Chapitre-16 :

Présent- 7 mai 2018

Meika ne resta pas dans sa chambre. Parcourir les couloirs de l'hôpital lui permettait de réfléchir. Son pas effréné était au rythme de ses pensées. Passant une nouvelle fois devant le secrétariat, elle remarqua le nœud papillon rose. L'adolescente s'approcha et aperçut une forme se détacher de la paroi blanche.

— Coucou, comment t'appelles-tu ?

Il sursauta et se tourna vers elle, c'était Hugo. L'enfant passa une main sur son crâne chauve, troublé. Il était bien plus jeune que Rory. Ses yeux bleus l'analysèrent un instant quand elle lui demanda depuis quand il était dans cet état là.

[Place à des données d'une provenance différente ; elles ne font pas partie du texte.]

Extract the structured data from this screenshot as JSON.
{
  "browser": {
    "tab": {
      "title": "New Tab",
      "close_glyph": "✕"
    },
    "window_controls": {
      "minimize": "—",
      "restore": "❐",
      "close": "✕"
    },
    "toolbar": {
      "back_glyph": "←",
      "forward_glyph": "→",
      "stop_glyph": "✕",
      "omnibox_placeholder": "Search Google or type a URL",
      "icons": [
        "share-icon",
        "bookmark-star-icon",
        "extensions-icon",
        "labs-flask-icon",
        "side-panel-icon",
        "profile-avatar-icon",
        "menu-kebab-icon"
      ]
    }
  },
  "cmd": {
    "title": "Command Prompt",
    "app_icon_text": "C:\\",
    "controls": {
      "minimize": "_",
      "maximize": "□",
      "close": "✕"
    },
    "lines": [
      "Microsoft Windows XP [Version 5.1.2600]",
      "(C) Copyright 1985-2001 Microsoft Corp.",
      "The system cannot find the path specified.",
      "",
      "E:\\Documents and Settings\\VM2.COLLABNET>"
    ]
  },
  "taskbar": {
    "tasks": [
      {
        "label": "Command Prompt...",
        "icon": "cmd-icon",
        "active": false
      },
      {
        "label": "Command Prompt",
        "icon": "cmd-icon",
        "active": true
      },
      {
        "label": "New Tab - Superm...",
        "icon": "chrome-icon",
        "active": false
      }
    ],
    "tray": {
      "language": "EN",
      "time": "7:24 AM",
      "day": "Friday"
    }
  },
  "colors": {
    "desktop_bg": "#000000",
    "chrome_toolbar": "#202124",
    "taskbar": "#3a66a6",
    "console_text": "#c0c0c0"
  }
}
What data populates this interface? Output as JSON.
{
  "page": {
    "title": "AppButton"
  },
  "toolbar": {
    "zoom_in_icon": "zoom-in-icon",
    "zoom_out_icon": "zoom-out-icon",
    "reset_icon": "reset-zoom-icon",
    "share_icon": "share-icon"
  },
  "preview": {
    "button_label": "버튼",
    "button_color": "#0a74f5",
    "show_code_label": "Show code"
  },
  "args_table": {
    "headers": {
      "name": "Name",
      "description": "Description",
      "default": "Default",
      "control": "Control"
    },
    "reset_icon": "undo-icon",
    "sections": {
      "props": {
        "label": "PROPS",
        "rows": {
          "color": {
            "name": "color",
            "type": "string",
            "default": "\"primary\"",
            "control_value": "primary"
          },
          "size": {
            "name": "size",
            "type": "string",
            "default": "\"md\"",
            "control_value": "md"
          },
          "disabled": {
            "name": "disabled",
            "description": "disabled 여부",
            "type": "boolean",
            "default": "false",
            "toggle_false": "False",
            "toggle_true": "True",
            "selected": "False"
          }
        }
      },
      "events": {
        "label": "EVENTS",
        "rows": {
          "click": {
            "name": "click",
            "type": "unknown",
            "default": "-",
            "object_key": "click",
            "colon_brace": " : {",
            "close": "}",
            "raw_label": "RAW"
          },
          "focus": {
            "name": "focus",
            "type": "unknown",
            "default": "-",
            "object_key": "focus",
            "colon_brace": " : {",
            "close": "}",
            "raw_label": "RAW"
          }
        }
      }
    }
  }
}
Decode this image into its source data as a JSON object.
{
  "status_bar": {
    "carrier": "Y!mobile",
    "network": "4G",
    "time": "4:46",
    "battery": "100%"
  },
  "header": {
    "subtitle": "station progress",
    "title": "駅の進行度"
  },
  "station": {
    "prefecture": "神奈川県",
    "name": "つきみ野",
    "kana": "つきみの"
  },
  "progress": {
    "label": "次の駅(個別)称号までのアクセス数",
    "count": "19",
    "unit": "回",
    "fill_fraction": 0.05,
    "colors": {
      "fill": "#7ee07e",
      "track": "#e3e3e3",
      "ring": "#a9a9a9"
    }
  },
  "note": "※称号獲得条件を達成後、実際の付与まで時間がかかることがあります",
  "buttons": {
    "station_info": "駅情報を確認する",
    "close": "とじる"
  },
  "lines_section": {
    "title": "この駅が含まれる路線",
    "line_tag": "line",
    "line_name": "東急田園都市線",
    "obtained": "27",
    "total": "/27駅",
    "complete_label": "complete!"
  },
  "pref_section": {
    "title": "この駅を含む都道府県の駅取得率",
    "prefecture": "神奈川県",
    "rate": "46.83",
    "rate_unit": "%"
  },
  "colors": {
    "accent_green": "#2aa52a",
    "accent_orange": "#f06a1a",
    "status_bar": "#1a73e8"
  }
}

— J'sais plus, j'ai juste plus mal grâce à eux et lui c'est mon papa.

Meika confirma son hypothèse, durant ses vingt-huit jours de sommeil, Hugo avait perdu la mémoire. Le père se démenait à trouver son portefeuille dans son long manteau. Une enveloppe tomba, il se précipita pour la ramasser et fit un sourire au secrétaire, l'air de rien.

— Dites-moi, est-ce Baptiste Leroy est en service ? Il devait me donner l'adresse d'une psychologue.

— Vous venez juste de le manquer. Est-ce la première fois que vous consultez ? s'informa-il en pianotant sur l'ordinateur.

Le père de famille hocha la tête et rajouta que pour lui, c'était difficile de sauter le pas. Il avoua qu'il n'avait pas l'habitude de dévoiler ses ressentis. Il avait aujourd'hui besoin d'aide pour surmonter son deuil. Elle était émerveillée par ce talent d'acteur. Elle avait vu cet homme un mois et demi plus tôt, assis dans la salle d'attente d'une psychologue.

L'enfant à côté d'elle était ailleurs, impossible de dialoguer avec lui. Le fantôme devenait de plus en plus transparent. Les adultes bavardèrent encore un peu moment et il obtint l'adresse d'une professionnelle.

Baptiste était de partout, elle se souvint de sa barbe et de ses yeux verts. C'était peut-être un ami de la famille d'Hugo. Solange l'avait menacé pour qu'il lui donne l'accès à la salle d'archives. Le géniteur froissa le papier avec le numéro et le balança quelques mètres plus loin. C'était une excuse pour voir l'infirmier. Qu'est-ce qui se passait dans cet hôpital ?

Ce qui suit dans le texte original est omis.